← back

Explicitly defining assumptions and requirements is the gate to add anything

the first version of Layer 1 selected signals based on what I thought failure looked like. Missing values, constants, duplicates. Not wrong, just incomplete in a way I couldn't see yet.

Context

  • Layer 1 (deployed and working) is a part of the diagnostic system that detects structural data issues.
  • issues that break downstream tasks regardless of model choice.
  • it extracts information from the data in the form of signals and uses these to make decisions and detect problems.

What Happened?

  • so to build Layer 1, I started off with the obvious stuff — missing data, duplicates, mixed types, etc. It was working fine, but I had a hunch that this just might not be enough.
  • soon enough this was confirmed with AI — the current version of Layer 1 (L1) is not at all enough. It only detects data integrity issues (is the data trustworthy at all?).
  • but it completely missed the other areas. If the target is missing or garbage, or the data is just utter noise, it still passes. So in the next version I added these failure modes. To be specific, I added these ones:
    1. target sanity (is the target usable?)
    2. sample adequacy (are there effective independent samples to learn from?)
    3. feature–target relationship (do they behave similarly for similar features?)
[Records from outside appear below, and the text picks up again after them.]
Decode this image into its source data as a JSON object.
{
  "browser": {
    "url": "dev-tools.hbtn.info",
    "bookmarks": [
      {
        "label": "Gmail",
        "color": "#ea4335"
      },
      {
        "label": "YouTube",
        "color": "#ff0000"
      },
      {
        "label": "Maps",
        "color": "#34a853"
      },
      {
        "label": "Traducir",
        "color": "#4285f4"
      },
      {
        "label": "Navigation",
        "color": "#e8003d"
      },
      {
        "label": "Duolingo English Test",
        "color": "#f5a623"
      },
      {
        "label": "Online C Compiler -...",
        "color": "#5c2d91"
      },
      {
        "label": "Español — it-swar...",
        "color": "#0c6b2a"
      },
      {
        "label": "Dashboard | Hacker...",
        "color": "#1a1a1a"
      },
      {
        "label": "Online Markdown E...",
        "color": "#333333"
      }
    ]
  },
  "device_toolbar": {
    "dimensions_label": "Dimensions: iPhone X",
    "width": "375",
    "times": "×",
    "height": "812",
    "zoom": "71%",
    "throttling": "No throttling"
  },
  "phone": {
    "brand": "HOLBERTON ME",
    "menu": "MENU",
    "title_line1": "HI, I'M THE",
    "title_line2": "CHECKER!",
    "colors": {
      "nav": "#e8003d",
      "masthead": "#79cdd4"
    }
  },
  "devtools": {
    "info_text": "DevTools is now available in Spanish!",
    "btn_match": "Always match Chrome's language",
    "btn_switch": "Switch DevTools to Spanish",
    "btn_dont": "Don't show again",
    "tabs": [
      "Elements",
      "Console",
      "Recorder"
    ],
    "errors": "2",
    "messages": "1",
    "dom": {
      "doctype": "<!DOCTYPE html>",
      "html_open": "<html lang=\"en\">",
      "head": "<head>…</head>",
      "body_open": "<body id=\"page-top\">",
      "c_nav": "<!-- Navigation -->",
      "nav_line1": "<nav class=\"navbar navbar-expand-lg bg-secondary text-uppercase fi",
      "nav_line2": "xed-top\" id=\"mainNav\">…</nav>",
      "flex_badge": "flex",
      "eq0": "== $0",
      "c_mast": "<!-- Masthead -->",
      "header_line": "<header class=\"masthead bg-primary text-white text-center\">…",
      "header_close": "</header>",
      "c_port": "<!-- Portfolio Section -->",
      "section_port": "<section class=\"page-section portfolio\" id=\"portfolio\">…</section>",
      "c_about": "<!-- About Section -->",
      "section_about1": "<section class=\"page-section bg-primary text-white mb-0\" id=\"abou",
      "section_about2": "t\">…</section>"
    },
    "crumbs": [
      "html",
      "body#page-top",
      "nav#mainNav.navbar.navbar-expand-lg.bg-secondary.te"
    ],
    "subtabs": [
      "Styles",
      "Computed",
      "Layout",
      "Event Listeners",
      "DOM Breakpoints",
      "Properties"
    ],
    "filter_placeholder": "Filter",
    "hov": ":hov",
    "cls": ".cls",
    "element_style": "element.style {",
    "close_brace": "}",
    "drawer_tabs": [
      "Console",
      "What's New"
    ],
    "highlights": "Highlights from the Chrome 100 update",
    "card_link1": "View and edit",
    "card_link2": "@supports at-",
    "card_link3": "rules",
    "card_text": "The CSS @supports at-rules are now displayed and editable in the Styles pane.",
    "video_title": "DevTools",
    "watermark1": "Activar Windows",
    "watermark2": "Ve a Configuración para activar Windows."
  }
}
NOTE — failure mode = a specific way in which the data is broken. It's the root cause.

  • after adding these, I think all the failure modes (areas from which the system can fail) are covered. I like to call these failure modes "Dimensions" (just a fancy term).
  • these are just failure modes or Dimensions, but they represent the class of problems. To actually detect these problems, I need multiple signals that detect different parts of their respective failure mode.
  • eg. sample dependency, feature variance, etc. for sample adequacy and target degeneracy, target entropy, etc. for target sanity.

What I Found

  • when adding anything to a system or code, it should be grounded by the core principles of what the system should do and how it should work.
  • your system should be architecturally flexible enough that when you encounter an entire new class of failure mode, you don't have to redesign everything — just append it.

Constraints

  • it assumes the target is present and works for supervised ML tasks (for now), so tabular data.
  • the info from the signal is then processed and the final decision is based on crude, rule-based, universally accepted heuristics. These are rigorously tested but are context-agnostic.